The LLM output feeds the action queue as structured tasks, not freeform text.

Layer 5: Execution and feedback

Actions execute against the GTM stack via the same adapter pattern described in previous Blog CRM writes, Slack alerts, email drafts, sequence enrollments. Each execution logs an outcome event that feeds back into our signal scoring model.

If a P1 signal action consistently leads to deal progression, that signal type gets weighted higher. If a certain action type (e.g., manager alert for competitive mention) rarely results in meaningful activity, we adjust the rule. The system gets incrementally better without requiring manual model retraining.

The 15-minute number

P1 signal detected → action queued for rep review: average 4.2 minutes.
P1 signal detected → action executed (including auto-executes): average 11.8 minutes.
P2 signals: average 9.1 minutes to queue, 14.4 minutes to execution.
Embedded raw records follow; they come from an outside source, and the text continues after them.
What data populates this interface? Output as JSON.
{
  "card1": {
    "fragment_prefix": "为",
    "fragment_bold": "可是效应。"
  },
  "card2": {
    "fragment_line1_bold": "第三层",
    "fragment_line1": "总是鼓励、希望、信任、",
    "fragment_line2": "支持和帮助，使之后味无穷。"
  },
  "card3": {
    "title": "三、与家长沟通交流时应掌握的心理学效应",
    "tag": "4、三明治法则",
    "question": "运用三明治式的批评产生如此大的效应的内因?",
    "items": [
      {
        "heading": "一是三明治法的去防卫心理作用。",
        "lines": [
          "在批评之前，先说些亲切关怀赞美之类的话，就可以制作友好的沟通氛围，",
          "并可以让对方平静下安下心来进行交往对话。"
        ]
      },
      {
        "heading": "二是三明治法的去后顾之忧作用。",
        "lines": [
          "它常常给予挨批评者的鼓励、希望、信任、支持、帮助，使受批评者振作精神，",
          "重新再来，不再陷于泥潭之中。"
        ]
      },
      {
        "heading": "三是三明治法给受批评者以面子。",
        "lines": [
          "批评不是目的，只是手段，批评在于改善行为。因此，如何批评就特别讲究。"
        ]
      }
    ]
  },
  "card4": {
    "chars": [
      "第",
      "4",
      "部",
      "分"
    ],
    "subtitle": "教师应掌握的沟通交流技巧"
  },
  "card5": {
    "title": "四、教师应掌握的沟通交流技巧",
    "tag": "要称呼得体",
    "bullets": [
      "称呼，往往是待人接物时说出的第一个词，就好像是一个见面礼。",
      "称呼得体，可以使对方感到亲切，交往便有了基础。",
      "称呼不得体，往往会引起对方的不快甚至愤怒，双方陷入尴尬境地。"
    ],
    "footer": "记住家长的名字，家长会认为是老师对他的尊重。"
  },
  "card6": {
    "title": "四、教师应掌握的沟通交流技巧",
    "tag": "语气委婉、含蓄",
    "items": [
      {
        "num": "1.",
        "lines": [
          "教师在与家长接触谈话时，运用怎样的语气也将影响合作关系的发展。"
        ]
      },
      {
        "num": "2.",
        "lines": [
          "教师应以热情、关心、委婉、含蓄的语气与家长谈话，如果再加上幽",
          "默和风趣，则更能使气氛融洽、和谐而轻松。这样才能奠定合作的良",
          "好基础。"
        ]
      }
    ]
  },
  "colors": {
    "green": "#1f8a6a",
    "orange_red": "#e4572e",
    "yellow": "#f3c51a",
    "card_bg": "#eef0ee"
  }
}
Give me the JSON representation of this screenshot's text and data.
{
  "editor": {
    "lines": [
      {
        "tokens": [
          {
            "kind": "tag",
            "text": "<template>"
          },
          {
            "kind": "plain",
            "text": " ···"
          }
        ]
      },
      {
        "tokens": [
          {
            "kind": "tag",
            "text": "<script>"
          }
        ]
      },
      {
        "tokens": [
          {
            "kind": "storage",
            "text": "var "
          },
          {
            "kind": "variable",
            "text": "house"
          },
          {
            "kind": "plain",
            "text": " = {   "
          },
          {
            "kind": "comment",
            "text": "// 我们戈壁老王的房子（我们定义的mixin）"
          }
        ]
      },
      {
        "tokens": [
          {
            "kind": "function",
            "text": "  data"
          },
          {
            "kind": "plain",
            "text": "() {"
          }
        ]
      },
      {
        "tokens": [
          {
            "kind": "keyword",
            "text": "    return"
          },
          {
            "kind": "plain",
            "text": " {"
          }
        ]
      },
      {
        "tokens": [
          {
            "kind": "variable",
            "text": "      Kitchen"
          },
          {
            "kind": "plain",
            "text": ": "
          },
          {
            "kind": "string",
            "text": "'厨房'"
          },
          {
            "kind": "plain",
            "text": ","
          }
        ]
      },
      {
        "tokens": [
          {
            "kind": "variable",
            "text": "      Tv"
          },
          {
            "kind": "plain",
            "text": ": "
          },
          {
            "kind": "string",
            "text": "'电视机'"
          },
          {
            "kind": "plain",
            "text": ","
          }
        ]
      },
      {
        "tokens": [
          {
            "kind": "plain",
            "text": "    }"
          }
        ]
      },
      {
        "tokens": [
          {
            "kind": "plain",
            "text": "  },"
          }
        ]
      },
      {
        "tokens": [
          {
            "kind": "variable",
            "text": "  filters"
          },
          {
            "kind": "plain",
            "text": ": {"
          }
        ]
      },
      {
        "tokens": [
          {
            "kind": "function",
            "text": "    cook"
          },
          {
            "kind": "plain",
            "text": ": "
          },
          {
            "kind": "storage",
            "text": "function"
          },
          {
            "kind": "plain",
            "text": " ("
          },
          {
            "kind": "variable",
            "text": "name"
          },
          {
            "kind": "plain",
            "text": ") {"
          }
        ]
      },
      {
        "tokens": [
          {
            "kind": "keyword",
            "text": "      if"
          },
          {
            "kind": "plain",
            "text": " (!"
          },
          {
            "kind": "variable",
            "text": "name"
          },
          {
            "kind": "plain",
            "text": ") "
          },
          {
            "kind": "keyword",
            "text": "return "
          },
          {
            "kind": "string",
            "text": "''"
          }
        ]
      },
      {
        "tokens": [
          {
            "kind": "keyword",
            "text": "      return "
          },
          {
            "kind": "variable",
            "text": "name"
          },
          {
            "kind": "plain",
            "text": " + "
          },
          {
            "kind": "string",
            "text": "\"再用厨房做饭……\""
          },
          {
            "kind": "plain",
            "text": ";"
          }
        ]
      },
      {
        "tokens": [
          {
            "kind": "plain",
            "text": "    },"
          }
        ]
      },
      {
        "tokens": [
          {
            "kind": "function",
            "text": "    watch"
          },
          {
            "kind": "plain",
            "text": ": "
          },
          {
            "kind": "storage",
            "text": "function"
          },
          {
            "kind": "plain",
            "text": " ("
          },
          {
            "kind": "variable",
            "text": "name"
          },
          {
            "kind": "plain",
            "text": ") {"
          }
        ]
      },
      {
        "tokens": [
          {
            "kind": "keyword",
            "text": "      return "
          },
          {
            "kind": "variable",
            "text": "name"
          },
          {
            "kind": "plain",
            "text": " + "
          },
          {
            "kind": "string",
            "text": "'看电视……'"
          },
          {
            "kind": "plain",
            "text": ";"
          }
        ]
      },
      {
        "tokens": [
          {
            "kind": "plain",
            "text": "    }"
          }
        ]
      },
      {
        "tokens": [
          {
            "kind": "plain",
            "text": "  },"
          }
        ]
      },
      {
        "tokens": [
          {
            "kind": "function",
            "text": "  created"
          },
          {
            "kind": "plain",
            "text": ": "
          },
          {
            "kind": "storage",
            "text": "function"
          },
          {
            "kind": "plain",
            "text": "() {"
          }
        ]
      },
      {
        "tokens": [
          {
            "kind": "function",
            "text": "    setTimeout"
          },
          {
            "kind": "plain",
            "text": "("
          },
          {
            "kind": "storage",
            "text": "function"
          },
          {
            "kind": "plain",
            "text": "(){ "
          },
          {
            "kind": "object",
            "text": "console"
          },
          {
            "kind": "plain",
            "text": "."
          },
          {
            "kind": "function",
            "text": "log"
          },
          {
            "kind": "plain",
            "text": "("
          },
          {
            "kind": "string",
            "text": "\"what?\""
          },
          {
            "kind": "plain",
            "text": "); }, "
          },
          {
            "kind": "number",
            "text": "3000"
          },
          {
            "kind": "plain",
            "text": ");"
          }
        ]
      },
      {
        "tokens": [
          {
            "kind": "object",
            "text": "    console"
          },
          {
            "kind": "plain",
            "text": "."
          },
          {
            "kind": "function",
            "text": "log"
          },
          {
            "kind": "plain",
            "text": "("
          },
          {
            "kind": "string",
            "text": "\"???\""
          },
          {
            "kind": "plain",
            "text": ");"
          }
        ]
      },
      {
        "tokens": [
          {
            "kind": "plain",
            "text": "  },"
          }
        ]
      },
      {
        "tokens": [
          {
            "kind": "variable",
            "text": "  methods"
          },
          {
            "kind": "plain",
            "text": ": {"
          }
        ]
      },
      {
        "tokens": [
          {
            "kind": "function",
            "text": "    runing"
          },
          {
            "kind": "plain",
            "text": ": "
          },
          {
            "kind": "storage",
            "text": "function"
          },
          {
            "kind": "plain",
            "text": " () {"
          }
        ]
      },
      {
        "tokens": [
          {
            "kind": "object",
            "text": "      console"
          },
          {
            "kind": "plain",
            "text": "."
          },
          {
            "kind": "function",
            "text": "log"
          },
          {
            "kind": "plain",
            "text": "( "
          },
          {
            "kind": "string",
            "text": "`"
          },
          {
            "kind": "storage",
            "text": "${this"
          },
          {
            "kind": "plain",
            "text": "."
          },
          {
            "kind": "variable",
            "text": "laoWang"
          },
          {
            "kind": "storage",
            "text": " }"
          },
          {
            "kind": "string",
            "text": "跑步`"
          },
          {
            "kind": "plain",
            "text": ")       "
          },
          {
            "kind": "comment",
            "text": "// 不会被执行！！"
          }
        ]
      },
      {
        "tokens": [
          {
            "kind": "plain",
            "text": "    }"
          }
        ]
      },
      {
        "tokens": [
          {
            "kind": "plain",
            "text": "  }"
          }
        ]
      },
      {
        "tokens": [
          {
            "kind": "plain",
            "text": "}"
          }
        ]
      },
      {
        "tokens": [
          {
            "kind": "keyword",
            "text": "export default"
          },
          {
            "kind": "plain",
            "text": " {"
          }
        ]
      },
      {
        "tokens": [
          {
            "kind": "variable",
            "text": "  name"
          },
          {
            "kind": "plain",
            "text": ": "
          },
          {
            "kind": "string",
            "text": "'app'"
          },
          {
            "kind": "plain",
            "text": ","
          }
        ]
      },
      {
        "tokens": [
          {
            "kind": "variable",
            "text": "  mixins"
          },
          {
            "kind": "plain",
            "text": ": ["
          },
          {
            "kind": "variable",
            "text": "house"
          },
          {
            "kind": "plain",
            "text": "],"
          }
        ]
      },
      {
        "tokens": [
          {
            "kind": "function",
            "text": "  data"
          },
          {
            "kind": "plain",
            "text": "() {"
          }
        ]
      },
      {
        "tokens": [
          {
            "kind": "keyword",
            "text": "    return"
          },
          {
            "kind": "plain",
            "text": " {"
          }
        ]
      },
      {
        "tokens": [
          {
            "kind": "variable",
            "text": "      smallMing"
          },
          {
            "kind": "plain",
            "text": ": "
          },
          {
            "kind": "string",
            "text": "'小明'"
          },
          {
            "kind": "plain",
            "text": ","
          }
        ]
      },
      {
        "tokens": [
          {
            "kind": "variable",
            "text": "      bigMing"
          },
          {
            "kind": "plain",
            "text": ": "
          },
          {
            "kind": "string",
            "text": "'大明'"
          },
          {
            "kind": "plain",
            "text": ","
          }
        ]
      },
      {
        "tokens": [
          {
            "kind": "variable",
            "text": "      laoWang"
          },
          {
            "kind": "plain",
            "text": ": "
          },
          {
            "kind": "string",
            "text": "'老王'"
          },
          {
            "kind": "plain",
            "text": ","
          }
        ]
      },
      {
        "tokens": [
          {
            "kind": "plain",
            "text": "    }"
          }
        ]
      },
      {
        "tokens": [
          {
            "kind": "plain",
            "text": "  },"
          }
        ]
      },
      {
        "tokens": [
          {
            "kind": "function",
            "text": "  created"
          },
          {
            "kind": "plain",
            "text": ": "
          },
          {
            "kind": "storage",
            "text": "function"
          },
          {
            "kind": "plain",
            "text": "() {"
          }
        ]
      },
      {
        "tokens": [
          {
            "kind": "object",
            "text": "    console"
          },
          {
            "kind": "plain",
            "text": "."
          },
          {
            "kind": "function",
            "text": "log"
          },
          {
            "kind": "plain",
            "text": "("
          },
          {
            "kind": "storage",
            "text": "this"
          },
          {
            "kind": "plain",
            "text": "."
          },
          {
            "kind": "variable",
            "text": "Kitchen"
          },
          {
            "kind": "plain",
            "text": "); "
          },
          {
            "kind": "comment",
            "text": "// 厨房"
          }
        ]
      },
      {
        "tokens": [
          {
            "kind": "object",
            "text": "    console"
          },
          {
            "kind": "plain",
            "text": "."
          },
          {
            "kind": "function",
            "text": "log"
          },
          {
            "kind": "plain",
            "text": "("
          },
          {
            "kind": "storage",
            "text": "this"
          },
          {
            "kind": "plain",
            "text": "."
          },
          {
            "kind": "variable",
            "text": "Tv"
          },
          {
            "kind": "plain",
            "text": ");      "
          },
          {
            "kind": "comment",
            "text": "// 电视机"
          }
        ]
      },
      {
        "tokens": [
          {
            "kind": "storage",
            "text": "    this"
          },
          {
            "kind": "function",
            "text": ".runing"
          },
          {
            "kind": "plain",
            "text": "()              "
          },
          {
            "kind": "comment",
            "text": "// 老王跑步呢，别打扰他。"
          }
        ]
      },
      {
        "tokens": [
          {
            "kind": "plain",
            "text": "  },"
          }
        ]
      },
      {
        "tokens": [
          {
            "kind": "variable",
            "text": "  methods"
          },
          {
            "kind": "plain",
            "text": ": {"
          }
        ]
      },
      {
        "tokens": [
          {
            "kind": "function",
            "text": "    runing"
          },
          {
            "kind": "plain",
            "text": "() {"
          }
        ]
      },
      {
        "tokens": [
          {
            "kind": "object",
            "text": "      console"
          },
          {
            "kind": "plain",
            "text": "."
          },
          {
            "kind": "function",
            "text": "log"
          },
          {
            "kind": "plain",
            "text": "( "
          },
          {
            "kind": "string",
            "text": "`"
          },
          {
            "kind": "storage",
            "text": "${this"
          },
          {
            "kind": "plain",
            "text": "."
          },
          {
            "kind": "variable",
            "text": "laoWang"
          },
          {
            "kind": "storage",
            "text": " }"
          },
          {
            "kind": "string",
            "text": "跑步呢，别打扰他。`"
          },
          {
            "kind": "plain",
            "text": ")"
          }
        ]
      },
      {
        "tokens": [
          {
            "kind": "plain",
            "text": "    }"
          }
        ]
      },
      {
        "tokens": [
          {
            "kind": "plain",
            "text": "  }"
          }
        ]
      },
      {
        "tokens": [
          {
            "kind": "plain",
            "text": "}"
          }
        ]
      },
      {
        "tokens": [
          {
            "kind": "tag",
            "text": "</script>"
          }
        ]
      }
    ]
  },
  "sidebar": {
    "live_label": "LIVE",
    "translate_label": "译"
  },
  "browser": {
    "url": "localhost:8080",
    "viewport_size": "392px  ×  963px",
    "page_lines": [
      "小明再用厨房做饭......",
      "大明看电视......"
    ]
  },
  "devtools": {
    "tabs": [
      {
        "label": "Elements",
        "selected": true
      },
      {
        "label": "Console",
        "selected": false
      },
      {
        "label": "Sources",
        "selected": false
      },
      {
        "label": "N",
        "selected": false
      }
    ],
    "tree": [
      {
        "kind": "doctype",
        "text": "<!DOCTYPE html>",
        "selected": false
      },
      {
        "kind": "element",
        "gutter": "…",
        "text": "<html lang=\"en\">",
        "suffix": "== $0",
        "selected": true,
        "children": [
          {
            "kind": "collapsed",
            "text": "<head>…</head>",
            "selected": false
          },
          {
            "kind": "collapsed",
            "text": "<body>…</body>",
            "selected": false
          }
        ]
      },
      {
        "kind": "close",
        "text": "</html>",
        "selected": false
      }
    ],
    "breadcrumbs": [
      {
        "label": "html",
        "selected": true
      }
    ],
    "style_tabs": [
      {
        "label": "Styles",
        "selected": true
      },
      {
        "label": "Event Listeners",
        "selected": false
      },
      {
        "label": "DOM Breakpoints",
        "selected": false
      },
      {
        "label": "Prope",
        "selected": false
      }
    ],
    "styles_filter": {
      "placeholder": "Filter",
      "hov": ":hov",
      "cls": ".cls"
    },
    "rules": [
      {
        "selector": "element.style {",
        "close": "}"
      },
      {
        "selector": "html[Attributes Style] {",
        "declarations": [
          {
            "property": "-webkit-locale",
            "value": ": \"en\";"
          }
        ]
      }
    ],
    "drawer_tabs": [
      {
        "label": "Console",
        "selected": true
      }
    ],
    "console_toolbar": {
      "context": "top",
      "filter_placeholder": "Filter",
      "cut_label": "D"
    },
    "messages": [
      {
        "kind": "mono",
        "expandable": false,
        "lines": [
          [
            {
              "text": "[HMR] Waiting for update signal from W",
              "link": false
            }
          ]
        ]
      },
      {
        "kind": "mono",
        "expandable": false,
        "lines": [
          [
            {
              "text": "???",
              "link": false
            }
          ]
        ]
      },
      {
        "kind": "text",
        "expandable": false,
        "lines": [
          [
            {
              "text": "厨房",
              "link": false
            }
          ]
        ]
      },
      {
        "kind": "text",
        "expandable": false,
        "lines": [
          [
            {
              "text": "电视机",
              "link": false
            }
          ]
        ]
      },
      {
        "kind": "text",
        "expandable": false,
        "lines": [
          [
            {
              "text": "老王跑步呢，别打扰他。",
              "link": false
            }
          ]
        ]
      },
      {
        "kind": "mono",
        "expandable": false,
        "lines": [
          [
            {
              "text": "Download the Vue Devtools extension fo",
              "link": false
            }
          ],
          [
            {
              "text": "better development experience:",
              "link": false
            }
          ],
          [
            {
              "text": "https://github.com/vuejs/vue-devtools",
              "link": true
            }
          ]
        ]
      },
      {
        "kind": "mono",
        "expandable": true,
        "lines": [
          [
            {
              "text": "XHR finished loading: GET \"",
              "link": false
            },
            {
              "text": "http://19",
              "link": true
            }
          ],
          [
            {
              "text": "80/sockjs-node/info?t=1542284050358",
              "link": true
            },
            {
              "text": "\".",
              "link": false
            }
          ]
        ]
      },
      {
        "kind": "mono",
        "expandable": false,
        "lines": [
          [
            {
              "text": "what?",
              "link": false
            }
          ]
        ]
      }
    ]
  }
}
We track this in real time. When latency creeps above SLA, we get paged. The 15-minute number is a commitment, not an aspiration.

Why this architecture holds up

The design principles that made this work at scale:

  • Normalize at the boundary: Do not let source-specific formats leak into core processing.
  • Enrich before deciding: A signal without context is noise. Context before the LLM, not after.
  • Rules first, LLM second: Fast deterministic paths for common cases. Reserve expensive reasoning for genuinely complex ones.
  • Measure latency as a first-class metric: If you do not instrument the gap, you will not close it.

Revenue does not wait. The architecture should not either.